The cities I have lived in always had more liquor shops than bookstores. The denim brands at the shopping malls grew, inventing slim-fits and ripped jeans and flare jeans, wooing people by bringing back the same old fashion every five years. There were queues waiting outside hookah bars, and theatres ran the same clichéd love stories with misogynist songs but the shows were always houseful.
Only the bookstores remained empty.
Shelves stacked with Dostoevsky and Tolstoy and Pushkin stared into oblivion, slowly acknowledging that maybe Russian writers are destined to live lonely lives. Kafka was disheartened, Hemingway grunted in anger, Plath returned to her bell jar and Shakespeare could not decide whether to be or not to be.
Maybe nerds these days don’t go out for dates at all. Maybe it’s Amazon or e-books or the hectic work lives. Whatever the reason is, it was apparent that bookstores did not get the attention they deserved.
Despite the convenience offered by e-commerce sites, book discovery is difficult online, since presently, an algorithm often ends up suggesting to you only books which are popular.
My online experience has been limited to the Bookers and Pulitzers, Rowling and Murakami – but bookstores made me discover Orhan Pamuk’s Istanbul, or Mohsin Ahmed’s Exit West, Murugan’s One Part Woman, books on the adivasis, Africans and Native Americans which the general masses might not popularise. Online, the closest you can get to Bukowski is Post Office or Women – but at bookstores, you won’t be able to ignore South of No North.
Academic reads like Chomsky’s On Language or Chimamanda Ngozi Adichie’s We Should All be Feminists or Cairo by Ahdaf Soueif might not be of our taste but at bookshops, there is a chance of love at first sight. Even sites like Goodreads often rank books on the very assumption that all these names are being read equally.
In bookshops, your exploration is completely your own, free from the tyranny of majority, which lets you find books you conventionally won’t.
For broke bibliophiles, independent bookstores offer very good prices. Online, unpopular books almost never have price cuts, and if they do, it might vary from 5-20% – while discounts at most bookstores begin at 20-30%.
The variety of second-hand books is larger in a brick and mortar store, and with it come the little notes written on the margins by previous owners, reminding you how stories are universal legacies to be passed on to minds which are still strangers to them. I wish e-books could make us feel anything closer to this.

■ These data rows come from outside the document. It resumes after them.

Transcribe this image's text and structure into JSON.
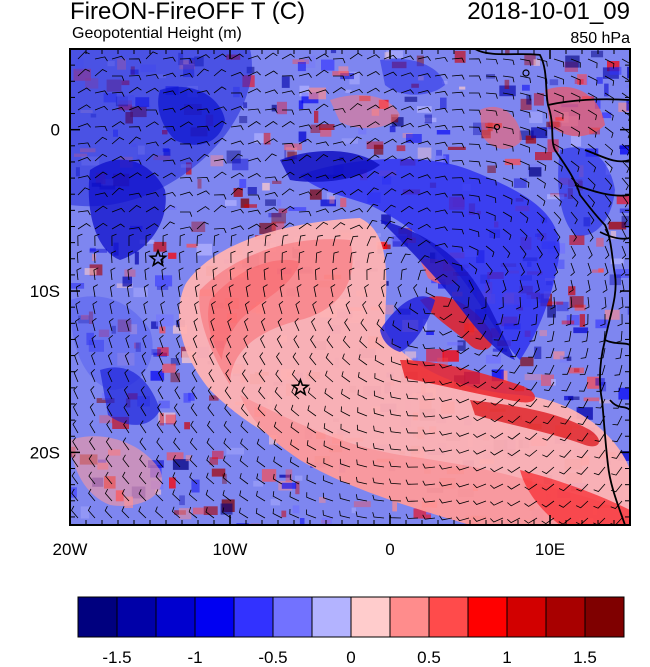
{
  "header": {
    "title": "FireON-FireOFF T (C)",
    "datetime": "2018-10-01_09",
    "subtitle": "Geopotential Height (m)",
    "level": "850 hPa"
  },
  "map": {
    "lon_ticks": [
      {
        "value": -20,
        "label": "20W"
      },
      {
        "value": -10,
        "label": "10W"
      },
      {
        "value": 0,
        "label": "0"
      },
      {
        "value": 10,
        "label": "10E"
      }
    ],
    "lat_ticks": [
      {
        "value": 0,
        "label": "0"
      },
      {
        "value": -10,
        "label": "10S"
      },
      {
        "value": -20,
        "label": "20S"
      }
    ],
    "lon_range": [
      -20,
      15
    ],
    "lat_range": [
      -24.5,
      5
    ],
    "stars_lonlat": [
      [
        -14.5,
        -8
      ],
      [
        -5.6,
        -16
      ]
    ]
  },
  "colorbar": {
    "colors": [
      "#00007f",
      "#0000a8",
      "#0000cf",
      "#0000f2",
      "#3232ff",
      "#7272ff",
      "#b3b3ff",
      "#ffcccc",
      "#ff8c8c",
      "#ff4b4b",
      "#ff0000",
      "#d20000",
      "#a80000",
      "#7f0000"
    ],
    "tick_labels": [
      "-1.5",
      "-1",
      "-0.5",
      "0",
      "0.5",
      "1",
      "1.5"
    ],
    "tick_values": [
      -1.5,
      -1,
      -0.5,
      0,
      0.5,
      1,
      1.5
    ],
    "range": [
      -1.75,
      1.75
    ]
  }
}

Only last month, I discovered a book-cafe in the outskirts of Bhubaneswar called “Walking Bookfairs” who were formerly a book-van, travelling across the country to libraries and villages bringing story-books to little children in an era when parents only care to buy them textbooks.

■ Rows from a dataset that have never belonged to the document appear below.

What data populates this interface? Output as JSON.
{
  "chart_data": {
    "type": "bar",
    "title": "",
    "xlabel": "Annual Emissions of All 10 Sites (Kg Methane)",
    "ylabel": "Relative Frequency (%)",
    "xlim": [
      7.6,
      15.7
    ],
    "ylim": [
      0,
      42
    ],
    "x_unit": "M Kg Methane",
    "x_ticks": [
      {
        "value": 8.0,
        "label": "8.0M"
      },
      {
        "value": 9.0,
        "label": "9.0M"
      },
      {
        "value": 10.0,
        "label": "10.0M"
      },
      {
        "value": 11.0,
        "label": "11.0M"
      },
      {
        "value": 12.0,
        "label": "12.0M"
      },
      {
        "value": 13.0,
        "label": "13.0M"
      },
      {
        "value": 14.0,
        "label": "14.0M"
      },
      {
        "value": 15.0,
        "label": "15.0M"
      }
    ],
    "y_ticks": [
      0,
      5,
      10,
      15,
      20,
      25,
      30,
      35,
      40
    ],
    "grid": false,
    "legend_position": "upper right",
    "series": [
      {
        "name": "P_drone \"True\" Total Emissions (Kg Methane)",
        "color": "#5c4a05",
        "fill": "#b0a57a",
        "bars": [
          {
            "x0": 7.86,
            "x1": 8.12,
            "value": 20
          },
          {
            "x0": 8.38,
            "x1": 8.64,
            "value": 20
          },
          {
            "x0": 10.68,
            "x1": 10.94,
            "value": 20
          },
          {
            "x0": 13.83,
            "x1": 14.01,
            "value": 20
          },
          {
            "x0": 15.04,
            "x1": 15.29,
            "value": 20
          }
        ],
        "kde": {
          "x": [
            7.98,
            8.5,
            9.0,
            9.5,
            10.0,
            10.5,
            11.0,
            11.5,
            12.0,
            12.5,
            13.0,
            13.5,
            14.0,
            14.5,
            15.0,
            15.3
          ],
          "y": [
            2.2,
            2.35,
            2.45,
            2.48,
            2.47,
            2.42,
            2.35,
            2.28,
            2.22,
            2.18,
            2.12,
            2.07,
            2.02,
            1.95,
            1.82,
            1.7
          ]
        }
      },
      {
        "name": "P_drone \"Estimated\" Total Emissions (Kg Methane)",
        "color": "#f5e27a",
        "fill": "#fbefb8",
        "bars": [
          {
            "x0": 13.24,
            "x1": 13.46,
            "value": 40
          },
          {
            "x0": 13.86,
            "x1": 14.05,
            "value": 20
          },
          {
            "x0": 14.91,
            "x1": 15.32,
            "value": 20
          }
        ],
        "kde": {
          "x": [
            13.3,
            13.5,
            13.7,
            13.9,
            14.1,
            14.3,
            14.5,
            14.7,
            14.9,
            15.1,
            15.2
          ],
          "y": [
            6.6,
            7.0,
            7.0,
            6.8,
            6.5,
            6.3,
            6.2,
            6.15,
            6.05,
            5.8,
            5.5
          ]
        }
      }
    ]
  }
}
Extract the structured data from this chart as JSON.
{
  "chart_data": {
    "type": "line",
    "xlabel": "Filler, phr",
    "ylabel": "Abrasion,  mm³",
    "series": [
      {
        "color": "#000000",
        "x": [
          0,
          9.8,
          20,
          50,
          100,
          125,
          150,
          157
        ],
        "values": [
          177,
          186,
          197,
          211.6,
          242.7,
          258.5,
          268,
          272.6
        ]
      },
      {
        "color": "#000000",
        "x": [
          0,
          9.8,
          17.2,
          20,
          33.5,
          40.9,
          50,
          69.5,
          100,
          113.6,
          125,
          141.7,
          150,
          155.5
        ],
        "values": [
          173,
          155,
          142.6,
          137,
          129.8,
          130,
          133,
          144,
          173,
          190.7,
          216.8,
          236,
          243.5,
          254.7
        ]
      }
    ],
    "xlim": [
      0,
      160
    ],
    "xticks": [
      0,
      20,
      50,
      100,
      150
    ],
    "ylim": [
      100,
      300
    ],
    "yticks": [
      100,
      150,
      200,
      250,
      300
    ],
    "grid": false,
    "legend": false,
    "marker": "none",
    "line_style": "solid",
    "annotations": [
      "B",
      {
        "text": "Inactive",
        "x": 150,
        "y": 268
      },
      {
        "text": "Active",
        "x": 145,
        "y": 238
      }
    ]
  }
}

Reading was often a luxury limited to the privileged – since a hungry farmer or wage-labourer never had the time, peace of mind or ability to read/interpret books. But this bookstore believed knowledge was for everyone, irrespective of social positions, and made a movement out of their vision; publishing poetry books written by common men, organising human-library events in which you could borrow a person and read their lives through conversations and finally, building a book-cafe with handpicked books from Faulkner to Chinua Achebe, Atwood to Ishiguro.

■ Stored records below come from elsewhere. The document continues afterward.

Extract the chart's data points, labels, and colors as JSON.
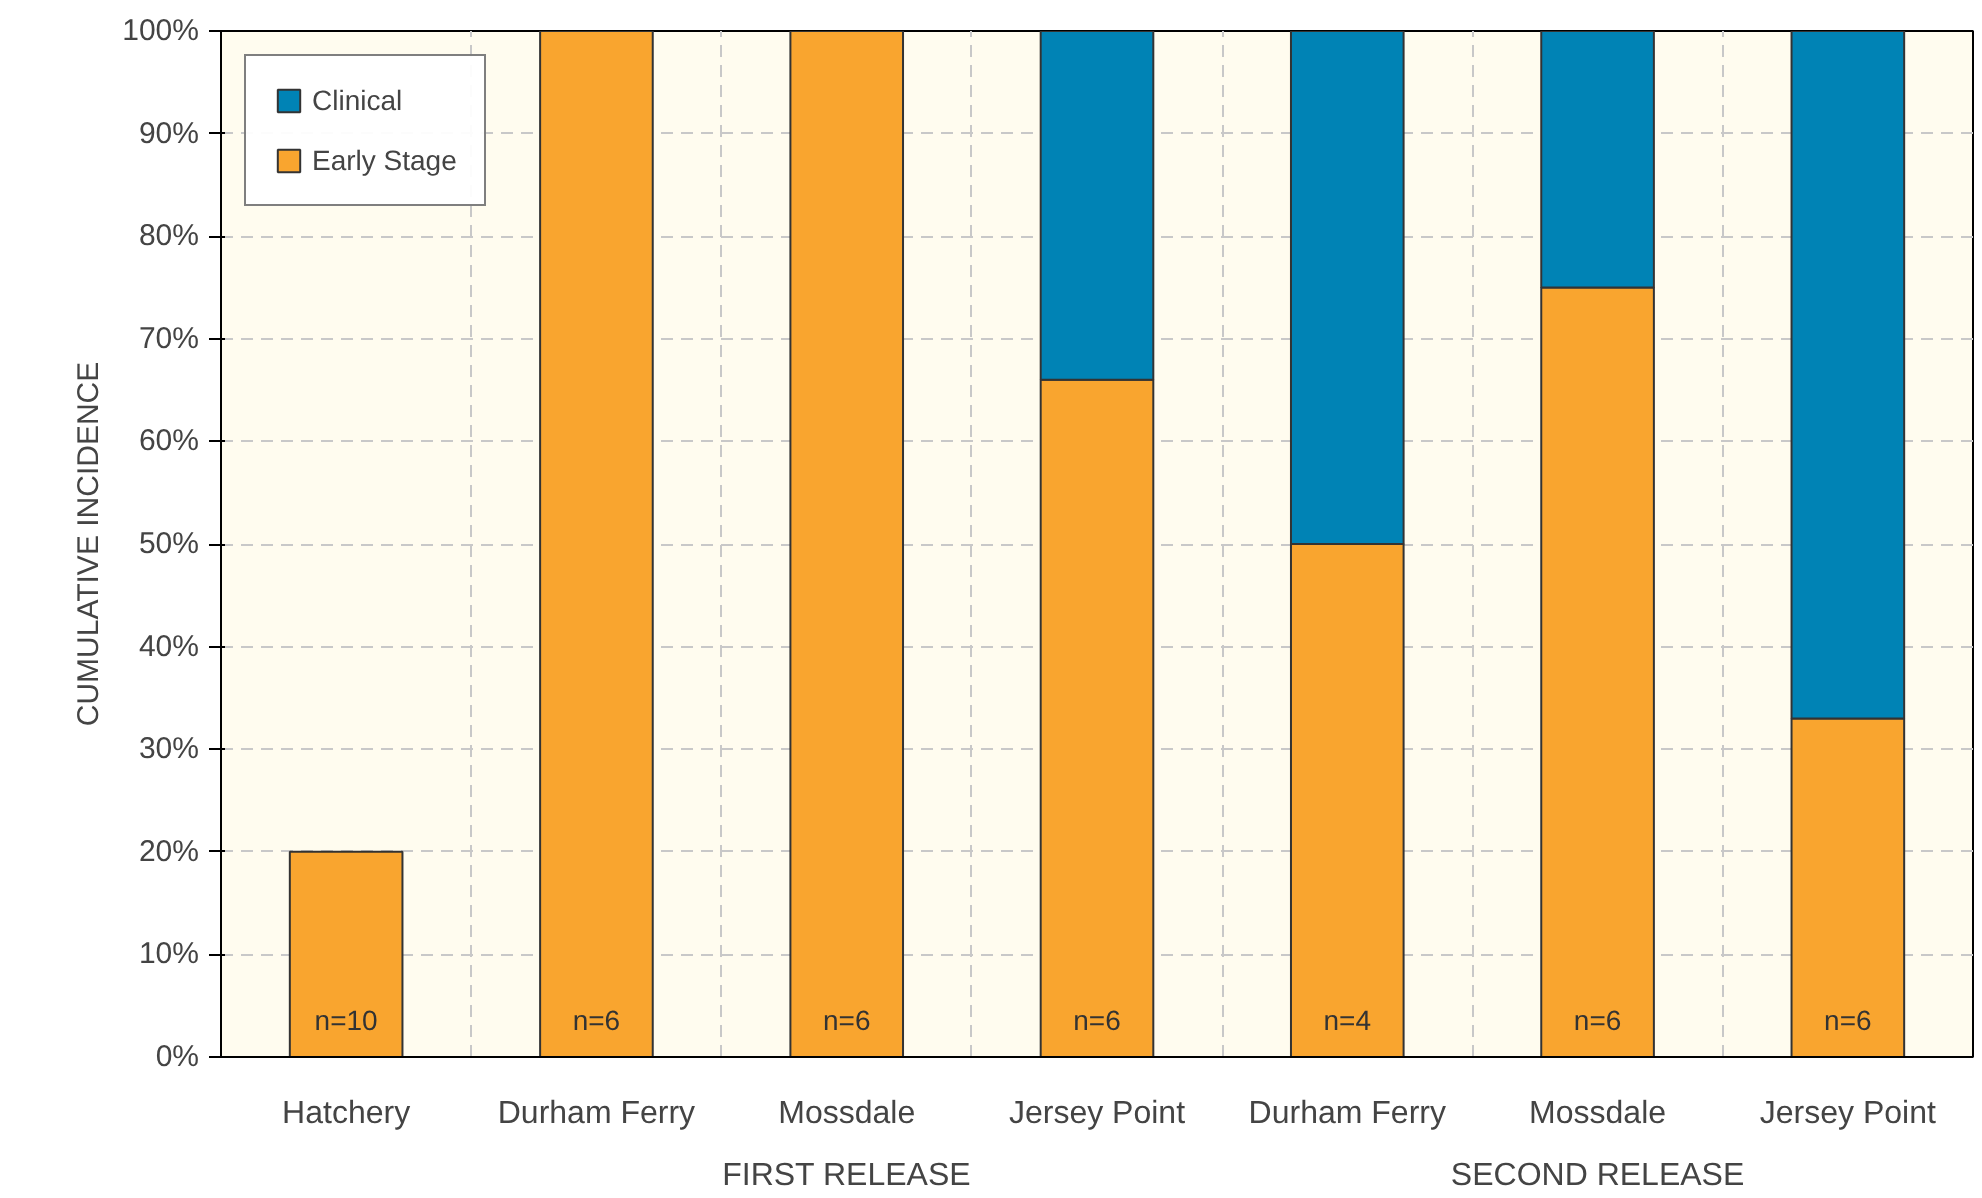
{
  "chart_data": {
    "type": "bar",
    "stacked": true,
    "ylabel": "CUMULATIVE INCIDENCE",
    "categories": [
      "Hatchery",
      "Durham Ferry",
      "Mossdale",
      "Jersey Point",
      "Durham Ferry",
      "Mossdale",
      "Jersey Point"
    ],
    "series": [
      {
        "name": "Early Stage",
        "color": "#f9a52f",
        "values": [
          20,
          100,
          100,
          66,
          50,
          75,
          33
        ]
      },
      {
        "name": "Clinical",
        "color": "#0083b5",
        "values": [
          null,
          null,
          null,
          34,
          50,
          25,
          67
        ]
      }
    ],
    "ylim": [
      0,
      100
    ],
    "yticks": [
      {
        "value": 0,
        "label": "0%"
      },
      {
        "value": 10,
        "label": "10%"
      },
      {
        "value": 20,
        "label": "20%"
      },
      {
        "value": 30,
        "label": "30%"
      },
      {
        "value": 40,
        "label": "40%"
      },
      {
        "value": 50,
        "label": "50%"
      },
      {
        "value": 60,
        "label": "60%"
      },
      {
        "value": 70,
        "label": "70%"
      },
      {
        "value": 80,
        "label": "80%"
      },
      {
        "value": 90,
        "label": "90%"
      },
      {
        "value": 100,
        "label": "100%"
      }
    ],
    "grid": true,
    "legend": "top left",
    "annotations": [
      "n=10",
      "n=6",
      "n=6",
      "n=6",
      "n=4",
      "n=6",
      "n=6",
      "FIRST RELEASE",
      "SECOND RELEASE"
    ]
  }
}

This is what makes independent bookstores different from large chains or websites. Ray Bradbury once warned, “You do not have to burn books to destroy a culture. Just get people to stop reading them”. Culture is the essence of human existence and books are its very embodiment where our history, politics, mythology and scientific advancements are preserved and remembered. They deserve to be kept alive, in libraries, bookshops and the bookshelves of little children who do not deserve to grow up with closed minds.
(Bijaya Biswal is a 22-year-old student of Medicine and Surgery. She takes a keen interest in art movies, theatre and books on history and philosophy.)